The beneficial effect of this lightening of the drag was at once apparent. The _Flyer_ righted itself and picked up a fair degree of speed. The elevation was increased to 2,000 feet, where propulsion was less modified by earthly wind currents. The little auxiliary propeller was performing its extra duties gallantly. It was now getting well along in the afternoon and daylight was failing rapidly. Far ahead of them showed a thin rim of silver beyond the dark shadow of the land.

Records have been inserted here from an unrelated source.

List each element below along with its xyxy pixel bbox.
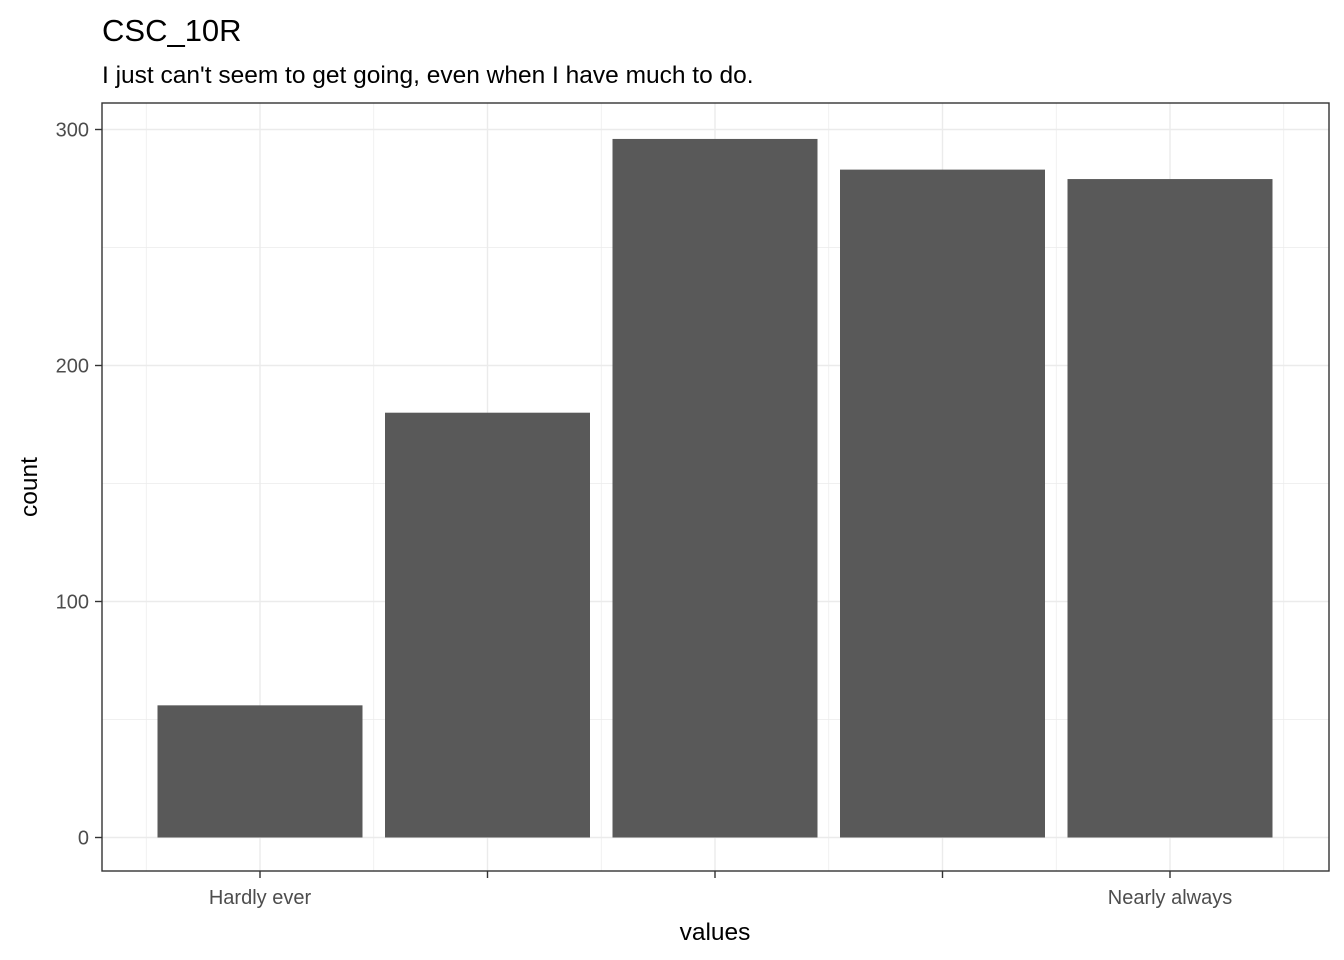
axes: 0 100 200 300 Hardly ever Nearly always <box>56 120 1233 910</box>
chart-subtitle: I just can't seem to get going, even whe… <box>102 62 754 89</box>
bars <box>157 138 1273 838</box>
x-axis-title: values <box>680 919 751 946</box>
x-tick-label: Hardly ever <box>209 887 312 909</box>
y-tick-label: 200 <box>56 356 89 378</box>
chart-title: CSC_10R <box>102 13 242 48</box>
y-tick-label: 0 <box>78 828 89 850</box>
bar <box>840 169 1045 838</box>
x-tick-label: Nearly always <box>1108 887 1232 909</box>
bar <box>157 705 363 838</box>
y-axis-title: count <box>16 457 43 517</box>
y-tick-label: 300 <box>56 120 89 142</box>
bar <box>612 138 818 838</box>
y-tick-label: 100 <box>56 592 89 614</box>
bar <box>1067 179 1273 838</box>
bar <box>385 412 590 838</box>
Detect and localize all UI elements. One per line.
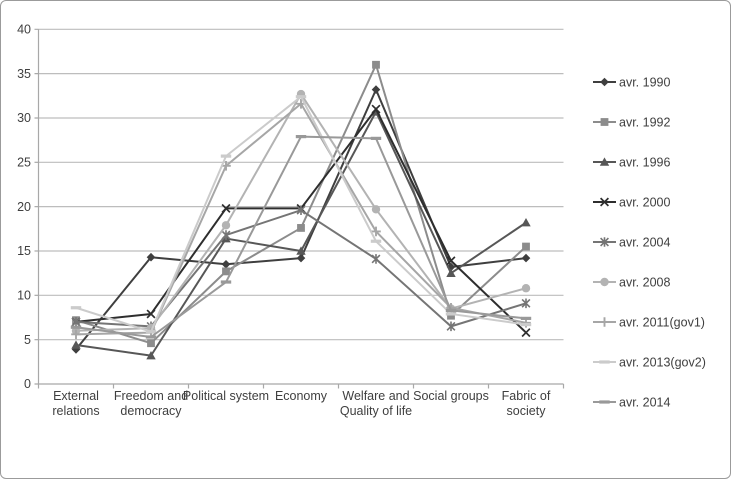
x-category-label: Welfare and [342,389,409,403]
series-avr-2004-marker-star [221,230,231,240]
y-tick-label: 35 [17,67,31,81]
series-avr-2011-gov1--marker-plus [371,226,381,237]
series-avr-1996-line [75,110,527,357]
legend-item-avr-1996-marker-triangle [599,157,610,166]
legend-item-avr-1990-label: avr. 1990 [619,75,670,89]
x-category-label: Economy [275,389,328,403]
series-avr-1990-marker-diamond [221,259,231,269]
series-avr-1990-marker-diamond [146,252,156,262]
series-avr-1996-marker-triangle [71,340,81,349]
series-avr-1992-marker-square [522,242,530,251]
legend-item-avr-2000-label: avr. 2000 [619,195,670,209]
y-tick-label: 15 [17,244,31,258]
legend-item-avr-2004-label: avr. 2004 [619,235,670,249]
series-avr-2000-marker-x [221,203,231,213]
series-avr-2004-marker-star [446,321,456,332]
series-avr-1992-marker-square [297,224,305,232]
series-avr-1990-marker-diamond [296,253,306,263]
x-category-label: Quality of life [340,404,412,418]
y-tick-label: 0 [24,377,31,391]
x-category-label: Political system [183,389,269,403]
series-avr-1990-marker-diamond [521,253,531,263]
legend-item-avr-2008-label: avr. 2008 [619,275,670,289]
legend-item-avr-1990-marker-diamond [600,77,609,87]
series-avr-2000-marker-x [521,328,531,338]
legend-item-avr-2000-marker-x [599,197,610,207]
series-avr-2004-marker-star [521,298,531,309]
legend-item-avr-1996-label: avr. 1996 [619,155,670,169]
x-category-label: society [507,404,547,418]
legend-item-avr-2013-gov2--label: avr. 2013(gov2) [619,355,706,369]
series-avr-1996-marker-triangle [521,218,531,227]
series-avr-1996-marker-triangle [446,268,456,277]
series-avr-2008-marker-circle [521,284,531,293]
legend-item-avr-2004-marker-star [600,237,609,247]
x-category-label: Fabric of [502,389,551,403]
series-avr-1996-marker-triangle [296,246,306,255]
series-avr-1992-marker-square [222,267,230,276]
x-category-label: External [53,389,99,403]
y-tick-label: 40 [17,23,31,37]
series-avr-2008-marker-circle [371,205,381,214]
x-category-label: relations [52,404,99,418]
y-tick-label: 5 [24,333,31,347]
x-category-label: Freedom and [114,389,188,403]
legend-item-avr-2014-label: avr. 2014 [619,395,670,409]
y-tick-label: 30 [17,111,31,125]
legend-item-avr-2011-gov1--marker-plus [599,317,610,327]
series-avr-2000-marker-x [446,256,456,266]
series-avr-1990-marker-diamond [371,85,381,94]
legend-item-avr-2011-gov1--label: avr. 2011(gov1) [619,315,705,329]
series-avr-2000-marker-x [371,104,381,114]
series-avr-2008-marker-circle [221,221,231,230]
x-category-label: Social groups [413,389,489,403]
series-avr-2000-line [75,108,527,334]
series-avr-2004-marker-star [371,254,381,264]
series-avr-2011-gov1--marker-plus [71,329,81,340]
y-tick-label: 20 [17,200,31,214]
series-avr-1992-marker-square [447,311,455,320]
legend-item-avr-1992-marker-square [600,118,609,126]
y-tick-label: 10 [17,289,31,303]
y-tick-label: 25 [17,156,31,170]
x-category-label: democracy [120,404,182,418]
series-avr-2004-marker-star [71,317,81,327]
legend-item-avr-1992-label: avr. 1992 [619,115,670,129]
series-avr-1996-marker-triangle [146,351,156,360]
series-avr-1992-marker-square [372,60,380,69]
series-avr-2000-marker-x [146,309,156,319]
series-avr-2004-marker-star [296,205,306,215]
series-avr-1992-marker-square [147,339,155,348]
legend-item-avr-2008-marker-circle [600,277,609,287]
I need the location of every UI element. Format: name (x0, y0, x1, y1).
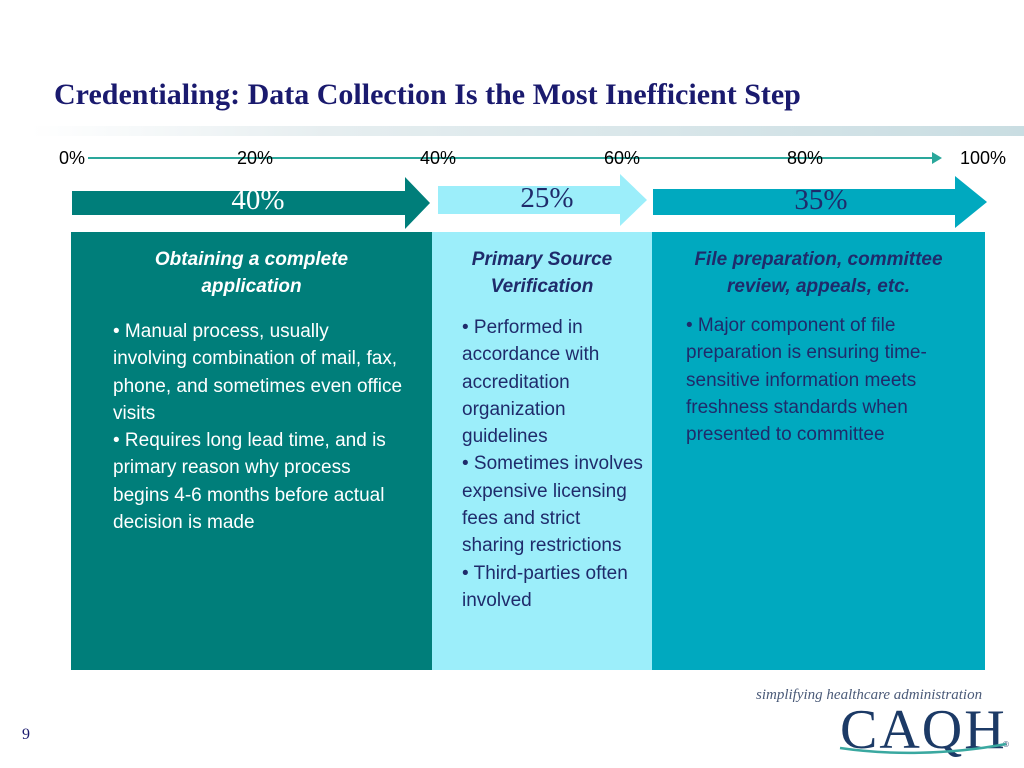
bullet-item: • Sometimes involves expensive licensing… (462, 453, 643, 557)
scale-tick-20: 20% (236, 148, 274, 168)
panel-body: • Manual process, usually involving comb… (113, 318, 403, 536)
panel-heading-line: review, appeals, etc. (726, 276, 911, 297)
page-number: 9 (22, 726, 30, 743)
band-arrow-3 (653, 176, 987, 228)
panel-body: • Performed in accordance with accredita… (462, 314, 647, 614)
logo-swoosh-icon (839, 742, 1007, 755)
scale-arrow-icon (932, 152, 942, 164)
band-label-2: 25% (520, 182, 574, 214)
bullet-item: • Major component of file preparation is… (686, 315, 927, 446)
panel-heading: Obtaining a complete application (71, 246, 432, 300)
scale-tick-100: 100% (959, 148, 1007, 168)
band-arrow-2 (438, 174, 647, 226)
panel-verification: Primary Source Verification • Performed … (432, 232, 652, 670)
panel-heading-line: Obtaining a complete (154, 249, 349, 270)
bullet-item: • Manual process, usually involving comb… (113, 321, 403, 424)
scale-tick-80: 80% (786, 148, 824, 168)
bullet-item: • Third-parties often involved (462, 562, 628, 611)
panel-heading-line: Verification (490, 276, 594, 297)
band-arrows (72, 174, 987, 229)
scale-tick-0: 0% (58, 148, 86, 168)
bullet-item: • Requires long lead time, and is primar… (113, 430, 386, 534)
panel-heading: File preparation, committee review, appe… (652, 246, 985, 300)
panel-heading-line: File preparation, committee (694, 249, 943, 270)
bullet-item: • Performed in accordance with accredita… (462, 317, 600, 448)
title-divider (30, 126, 1024, 136)
panel-heading: Primary Source Verification (432, 246, 652, 300)
panel-file-preparation: File preparation, committee review, appe… (652, 232, 985, 670)
band-label-3: 35% (794, 184, 848, 216)
slide-title: Credentialing: Data Collection Is the Mo… (54, 78, 801, 111)
scale-tick-60: 60% (603, 148, 641, 168)
panel-application: Obtaining a complete application • Manua… (71, 232, 432, 670)
panel-heading-line: Primary Source (471, 249, 613, 270)
scale-line (88, 157, 936, 159)
panel-heading-line: application (201, 276, 302, 297)
panel-body: • Major component of file preparation is… (686, 312, 978, 448)
band-label-1: 40% (231, 184, 285, 216)
logo-tagline: simplifying healthcare administration (756, 687, 983, 703)
band-arrow-1 (72, 177, 430, 229)
scale-tick-40: 40% (419, 148, 457, 168)
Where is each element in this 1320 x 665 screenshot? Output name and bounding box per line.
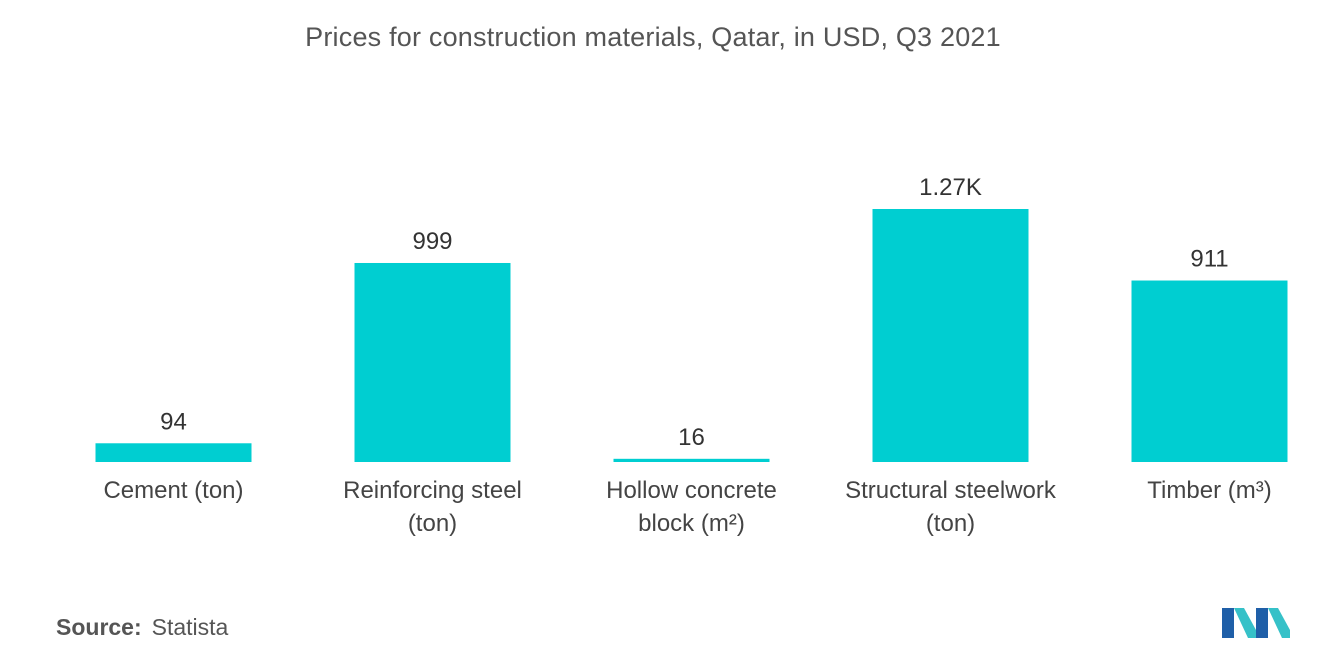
category-label-4-line-0: Timber (m³) [1147, 477, 1271, 504]
bar-3 [872, 209, 1029, 462]
category-label-1-line-1: (ton) [408, 510, 457, 537]
data-label-2: 16 [678, 424, 705, 451]
source-line: Source: Statista [56, 614, 228, 641]
category-label-1-line-0: Reinforcing steel [343, 477, 522, 504]
category-label-3-line-1: (ton) [926, 510, 975, 537]
bar-1 [354, 262, 511, 462]
data-label-1: 999 [412, 228, 452, 255]
bar-chart: 94 Cement (ton) 999 Reinforcing steel (ton) 1… [95, 174, 1288, 537]
category-label-3-line-0: Structural steelwork [845, 477, 1057, 504]
chart-title: Prices for construction materials, Qatar… [305, 22, 1001, 52]
data-label-4: 911 [1190, 246, 1228, 273]
bar-0 [95, 443, 252, 462]
category-label-2-line-1: block (m²) [638, 510, 745, 537]
data-label-0: 94 [160, 408, 187, 435]
data-label-3: 1.27K [919, 174, 982, 201]
bar-4 [1131, 280, 1288, 462]
bar-2 [613, 458, 770, 462]
category-label-0-line-0: Cement (ton) [103, 477, 243, 504]
source-value: Statista [151, 614, 229, 640]
mordor-intelligence-logo-icon [1222, 608, 1290, 638]
category-label-2-line-0: Hollow concrete [606, 477, 777, 504]
source-label: Source: [56, 614, 142, 640]
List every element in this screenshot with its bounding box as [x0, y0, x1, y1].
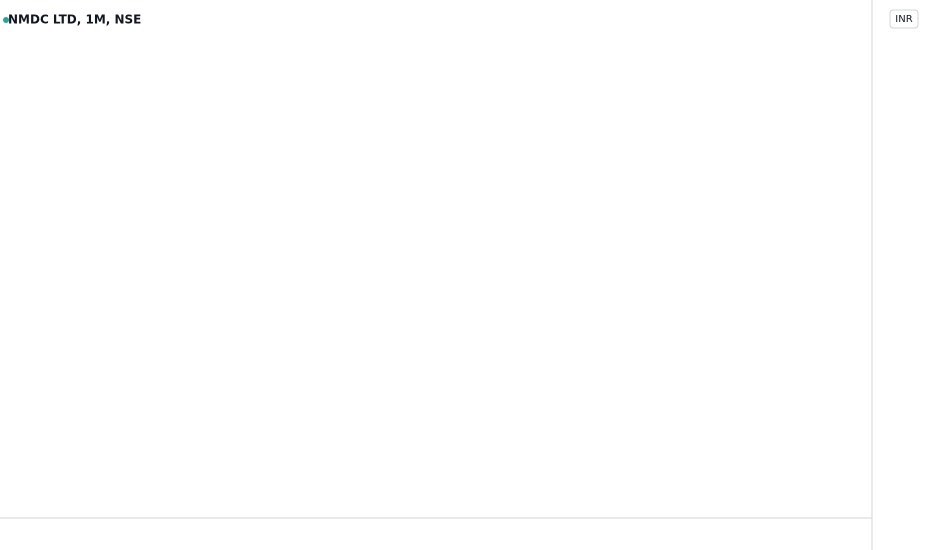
currency-box[interactable]	[889, 9, 919, 29]
status-dot	[3, 17, 9, 23]
time-axis-panel	[0, 518, 872, 550]
currency: INR	[895, 14, 912, 25]
price-axis-panel	[872, 0, 932, 550]
chart-title: NMDC LTD, 1M, NSE	[8, 13, 141, 27]
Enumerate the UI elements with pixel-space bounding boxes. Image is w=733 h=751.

“A river?” questioned Alan.

“The Irish Sea,” replied Ned shortly.

“Where we going to land?” asked Bob, a bit anxiously.

“It’s not safe here. I had thought of crossing to the coast of Ireland and following along as far as our gas holds out--supply’s running mighty low--in the hopes of getting as close to Queenstown as we dare. Then we’ll drop in some deserted spot and arrange to ship the _Flyer_ back, while we get passage out of Queenstown for good old New York.”

“But we haven’t the slightest idea where we are,” objected Alan.

“We’ll know after we hit land again; we’ll light long enough to get our bearings. Somebody go down below and relieve Buck. He must be about worn out.”

But Buck refused to leave the wrecked engine room, where, stripped to the waist and grease from head to foot, he still tinkered with the faulty-acting machinery. In spite of his efforts the speed gauge needle steadily shifted back. A bare twenty miles an hour was all it showed.

Sunset flamed across the sky. Then gloaming came, and by and by the stars appeared one by one.

Towards midnight there was a perceptible lessening of the airship’s momentum which no mechanical efforts of Alan in the pilot room could counteract. When the velocity had decreased to ten miles per hour, he grew so alarmed that he was tempted to call Ned and Bob.

“But no!” said he. “They are worn out, poor fellows. As long as there’s no land in sight I’ll let them sleep as long as I dare.”

It was about five in the morning when Buck’s voice coming up through the speaking-tube startled Alan out of the doze into which he had fallen as he sat there at the wheel.

“What is it, Buck?” Alan asked anxiously. “Nothing new has developed, has there?”

The voice at the other end of the tube was hoarse with desperation:

“Wake up the other boys! Quick, Alan! This is the end! The sulphuric ether and gasoline won’t mix properly in the engines any longer. Two of the magnalium cylinders are damaged beyond all hopes of repair and I can’t get any concussion in the explosion chambers. The ammonia fans are gradually slowing down and the turbines are getting red hot. Within ten minutes more the engines will stop altogether and we will drop into the sea like so much lead. This is the last of the _Ocean Flyer_.”